• Kabir left ‘friendless’ as parties, barring BJP, shun his ‘politics of polarization’
    Times of India | 10 December 2025
  • Kolkata: Humayun Kabir looks friendless in Bengal politics with every major party — Trinamool, BJP, Congress and CPM — distancing themselves from the 62-year-old Bharatpur MLA and his antics. However, the underlying feeling among all (barring BJP) is what AIMIM articulated on Monday: Kabir may ultimately be doing the saffron party's bidding.

    On Monday, a PTI report quoted AIMIM national spokesperson Syed Asim Waqar — with whose party Kabir declared a coalition — alleging that Kabir was widely perceived as being politically aligned with senior BJP neta Suvendu Adhikari and, by extension, the party's central leadership. Kabir announced that he would fight the 2026 Bengal assembly polls in alliance with AIMIM, even spelling out his seat-sharing plans.

    TMC spokesperson Kunal Ghosh argued that Kabir's "politics of dissent" was aimed at clear political objectives. "A person can build a temple, mosque or church. We have nothing to say. But by invoking the pain of the Babri Masjid demolition, he is trying religious polarization. Where was his pain for the Babri demolition when he was with BJP and fought as its candidate in the 2019 Lok Sabha polls?" he said.

    Ghosh earlier said BJP has faces in Bengal, and it also has masks, while responding to a question on Kabir.

    Bengal BJP president Samik Bhattacharya, however, said Trinamool was trying to shift focus. "Humayun has been acting as Trinamool's B team, and they are trying to set a narrative around it. The govt allowed him to perform shilanyas and project that as its tacit support for Kabir's cause," he said.

    For many in Bengal, a grand anti-BJP, anti-Trinamool alliance, which Kabir keeps harping on, appears to be a throwback to the Samyukta Morcha (Mahajote) experiment ahead of the 2021 Bengal assembly polls. Nawsad Siddique, a Furfurasharif cleric's debutant Indian Secular Front (ISF), along with CPM and Congress, threatened to split Trinamool's grip over minority votes. The experiment failed, with the alliance routed (only Nawsad won).

    What Kabir can achieve in minority-dominated Murshidabad, however, remains to be seen.

    "I will float my new party on Dec 22. On that day, the names of the office-bearers will also be announced," Kabir said on Tuesday. Speaking to TOI, he added: "You will have surprises. There are many who aren't coming to the fore right now. All your questions will be answered."

    CPM distanced itself from Kabir's masjid politics for its "stance against religious binary" in Bengal. CPM state secretary Md Salim said Bengal has been a victim of Partition and people were wary of religion or caste-specific political outfits.

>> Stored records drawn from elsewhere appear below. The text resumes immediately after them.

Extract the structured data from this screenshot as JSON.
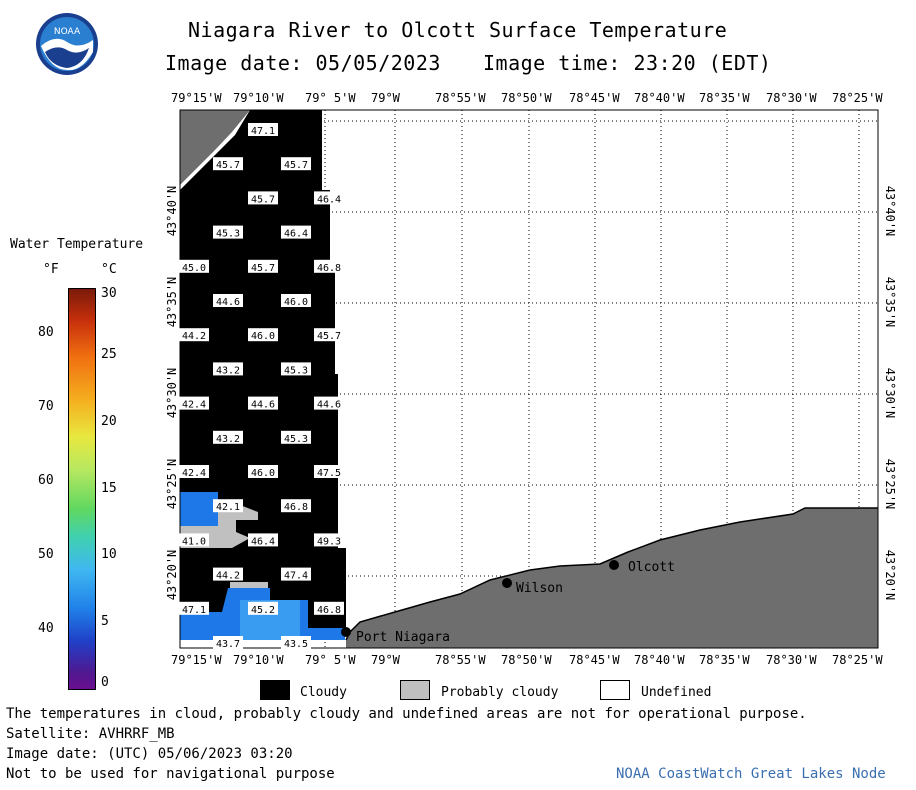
{
  "title": "Niagara River to Olcott Surface Temperature",
  "image_date_line": "Image date: 05/05/2023",
  "image_time_line": "Image time: 23:20 (EDT)",
  "logo_text": "NOAA",
  "top_lon_ticks": [
    "79°15'W",
    "79°10'W",
    "79° 5'W",
    "79°W",
    "78°55'W",
    "78°50'W",
    "78°45'W",
    "78°40'W",
    "78°35'W",
    "78°30'W",
    "78°25'W"
  ],
  "bottom_lon_ticks": [
    "79°15'W",
    "79°10'W",
    "79° 5'W",
    "79°W",
    "78°55'W",
    "78°50'W",
    "78°45'W",
    "78°40'W",
    "78°35'W",
    "78°30'W",
    "78°25'W"
  ],
  "lat_ticks": [
    "43°40'N",
    "43°35'N",
    "43°30'N",
    "43°25'N",
    "43°20'N"
  ],
  "colorbar": {
    "title": "Water Temperature",
    "unit_f": "°F",
    "unit_c": "°C",
    "f_ticks": [
      "80",
      "70",
      "60",
      "50",
      "40"
    ],
    "c_ticks": [
      "30",
      "25",
      "20",
      "15",
      "10",
      "5",
      "0"
    ]
  },
  "places": {
    "wilson": "Wilson",
    "olcott": "Olcott",
    "port_niagara": "Port Niagara"
  },
  "temperature_labels": [
    {
      "text": "47.1",
      "col": 1,
      "row": 0
    },
    {
      "text": "45.7",
      "col": 0,
      "row": 1
    },
    {
      "text": "45.7",
      "col": 2,
      "row": 1
    },
    {
      "text": "45.7",
      "col": 1,
      "row": 2
    },
    {
      "text": "46.4",
      "col": 3,
      "row": 2
    },
    {
      "text": "45.3",
      "col": 0,
      "row": 3
    },
    {
      "text": "46.4",
      "col": 2,
      "row": 3
    },
    {
      "text": "45.0",
      "col": -1,
      "row": 4
    },
    {
      "text": "45.7",
      "col": 1,
      "row": 4
    },
    {
      "text": "46.8",
      "col": 3,
      "row": 4
    },
    {
      "text": "44.6",
      "col": 0,
      "row": 5
    },
    {
      "text": "46.0",
      "col": 2,
      "row": 5
    },
    {
      "text": "44.2",
      "col": -1,
      "row": 6
    },
    {
      "text": "46.0",
      "col": 1,
      "row": 6
    },
    {
      "text": "45.7",
      "col": 3,
      "row": 6
    },
    {
      "text": "43.2",
      "col": 0,
      "row": 7
    },
    {
      "text": "45.3",
      "col": 2,
      "row": 7
    },
    {
      "text": "42.4",
      "col": -1,
      "row": 8
    },
    {
      "text": "44.6",
      "col": 1,
      "row": 8
    },
    {
      "text": "44.6",
      "col": 3,
      "row": 8
    },
    {
      "text": "43.2",
      "col": 0,
      "row": 9
    },
    {
      "text": "45.3",
      "col": 2,
      "row": 9
    },
    {
      "text": "42.4",
      "col": -1,
      "row": 10
    },
    {
      "text": "46.0",
      "col": 1,
      "row": 10
    },
    {
      "text": "47.5",
      "col": 3,
      "row": 10
    },
    {
      "text": "42.1",
      "col": 0,
      "row": 11
    },
    {
      "text": "46.8",
      "col": 2,
      "row": 11
    },
    {
      "text": "41.0",
      "col": -1,
      "row": 12
    },
    {
      "text": "46.4",
      "col": 1,
      "row": 12
    },
    {
      "text": "49.3",
      "col": 3,
      "row": 12
    },
    {
      "text": "44.2",
      "col": 0,
      "row": 13
    },
    {
      "text": "47.4",
      "col": 2,
      "row": 13
    },
    {
      "text": "47.1",
      "col": -1,
      "row": 14
    },
    {
      "text": "45.2",
      "col": 1,
      "row": 14
    },
    {
      "text": "46.8",
      "col": 3,
      "row": 14
    },
    {
      "text": "43.7",
      "col": 0,
      "row": 15
    },
    {
      "text": "43.5",
      "col": 2,
      "row": 15
    }
  ],
  "legend": {
    "cloudy": "Cloudy",
    "probably_cloudy": "Probably cloudy",
    "undefined": "Undefined",
    "colors": {
      "cloudy": "#000000",
      "probably_cloudy": "#c0c0c0",
      "undefined": "#ffffff",
      "land": "#6e6e6e"
    }
  },
  "footer": {
    "disclaimer": "The temperatures in cloud, probably cloudy and undefined areas are not for operational purpose.",
    "satellite": "Satellite: AVHRRF_MB",
    "utc_date": "Image date: (UTC) 05/06/2023  03:20",
    "nav": "Not to be used for navigational purpose",
    "credit": "NOAA CoastWatch Great Lakes Node"
  }
}
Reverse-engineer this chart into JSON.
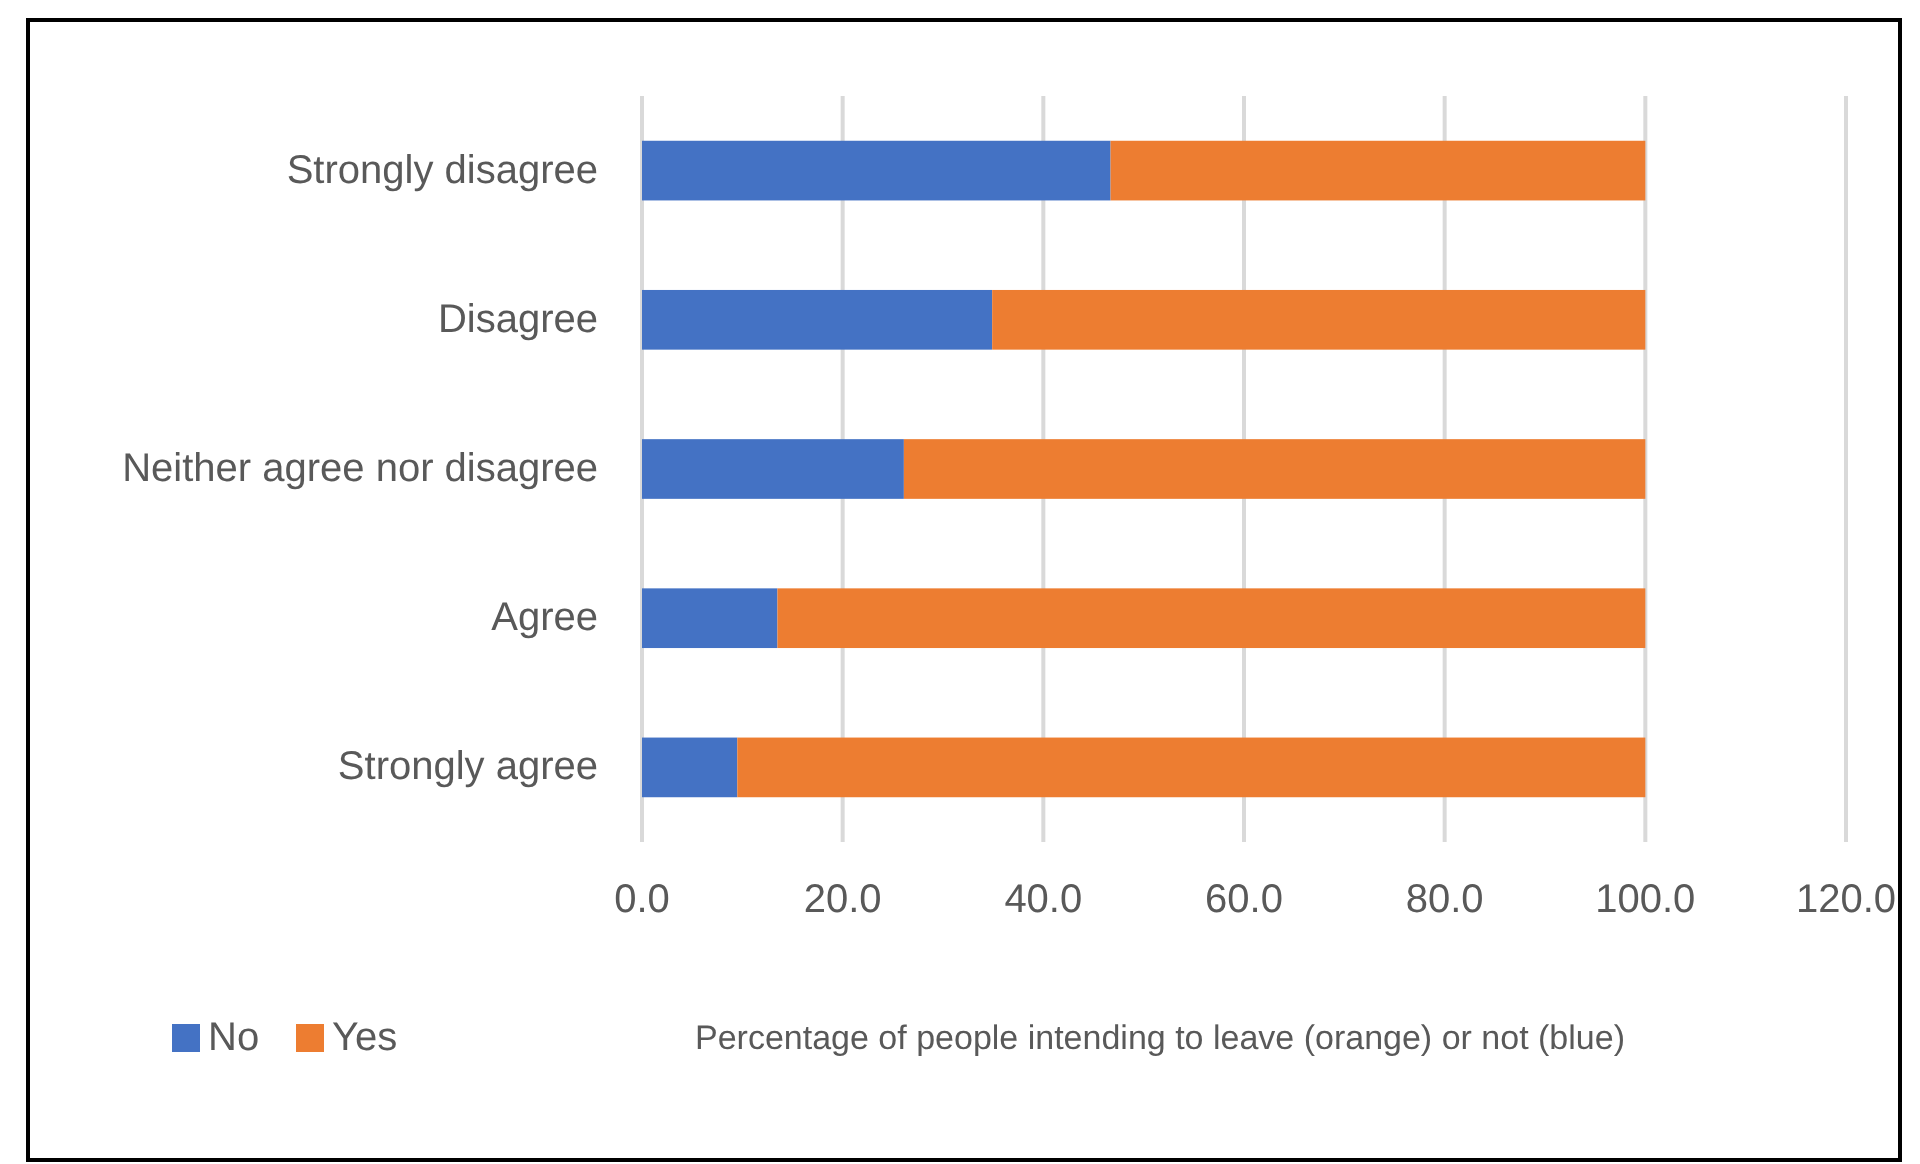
{
  "chart_data": {
    "type": "bar",
    "orientation": "horizontal",
    "stacked": true,
    "categories": [
      "Strongly disagree",
      "Disagree",
      "Neither agree nor disagree",
      "Agree",
      "Strongly agree"
    ],
    "series": [
      {
        "name": "No",
        "color": "#4472c4",
        "values": [
          46.7,
          34.9,
          26.1,
          13.5,
          9.5
        ]
      },
      {
        "name": "Yes",
        "color": "#ed7d31",
        "values": [
          53.3,
          65.1,
          73.9,
          86.5,
          90.5
        ]
      }
    ],
    "xlim": [
      0,
      120
    ],
    "xticks": [
      {
        "value": 0,
        "label": "0.0"
      },
      {
        "value": 20,
        "label": "20.0"
      },
      {
        "value": 40,
        "label": "40.0"
      },
      {
        "value": 60,
        "label": "60.0"
      },
      {
        "value": 80,
        "label": "80.0"
      },
      {
        "value": 100,
        "label": "100.0"
      },
      {
        "value": 120,
        "label": "120.0"
      }
    ],
    "xlabel": "Percentage of people intending to leave (orange) or not (blue)",
    "grid": "x",
    "legend": "bottom left"
  }
}
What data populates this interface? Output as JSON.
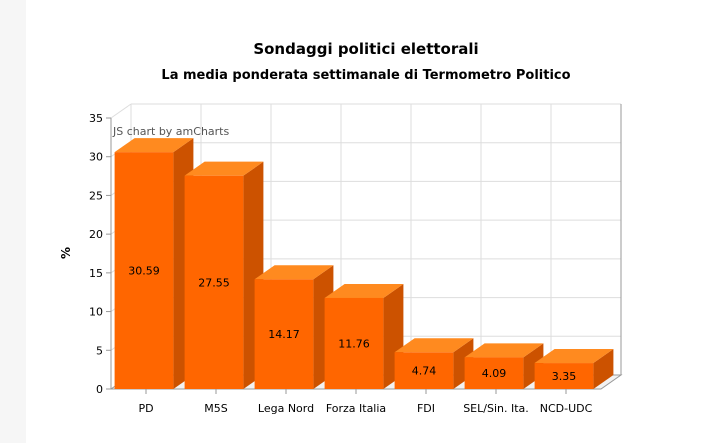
{
  "credit": "JS chart by amCharts",
  "chart_data": {
    "type": "bar",
    "title": "Sondaggi politici elettorali",
    "subtitle": "La media ponderata settimanale di Termometro Politico",
    "xlabel": "",
    "ylabel": "%",
    "ylim": [
      0,
      35
    ],
    "yticks": [
      0,
      5,
      10,
      15,
      20,
      25,
      30,
      35
    ],
    "grid": true,
    "legend": "none",
    "categories": [
      "PD",
      "M5S",
      "Lega Nord",
      "Forza Italia",
      "FDI",
      "SEL/Sin. Ita.",
      "NCD-UDC"
    ],
    "values": [
      30.59,
      27.55,
      14.17,
      11.76,
      4.74,
      4.09,
      3.35
    ],
    "value_labels": [
      "30.59",
      "27.55",
      "14.17",
      "11.76",
      "4.74",
      "4.09",
      "3.35"
    ],
    "colors": {
      "front": "#ff6600",
      "side": "#cc5200",
      "top": "#ff8a1f",
      "grid": "#dddddd",
      "axis": "#999999"
    }
  }
}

    Pradesh Congress president Subhankar Sarkar, who also pointed at divisive politics trying to raise its head in Bengal, said Congress will not be an ally to anyone who does not believe in "plurality". "Erecting a temple or mosque isn't a crime. Similarly, chanting Gita or Quran isn't an offence. I will not be surprised if such issues are getting support from the quarters that benefit from polarization," he said.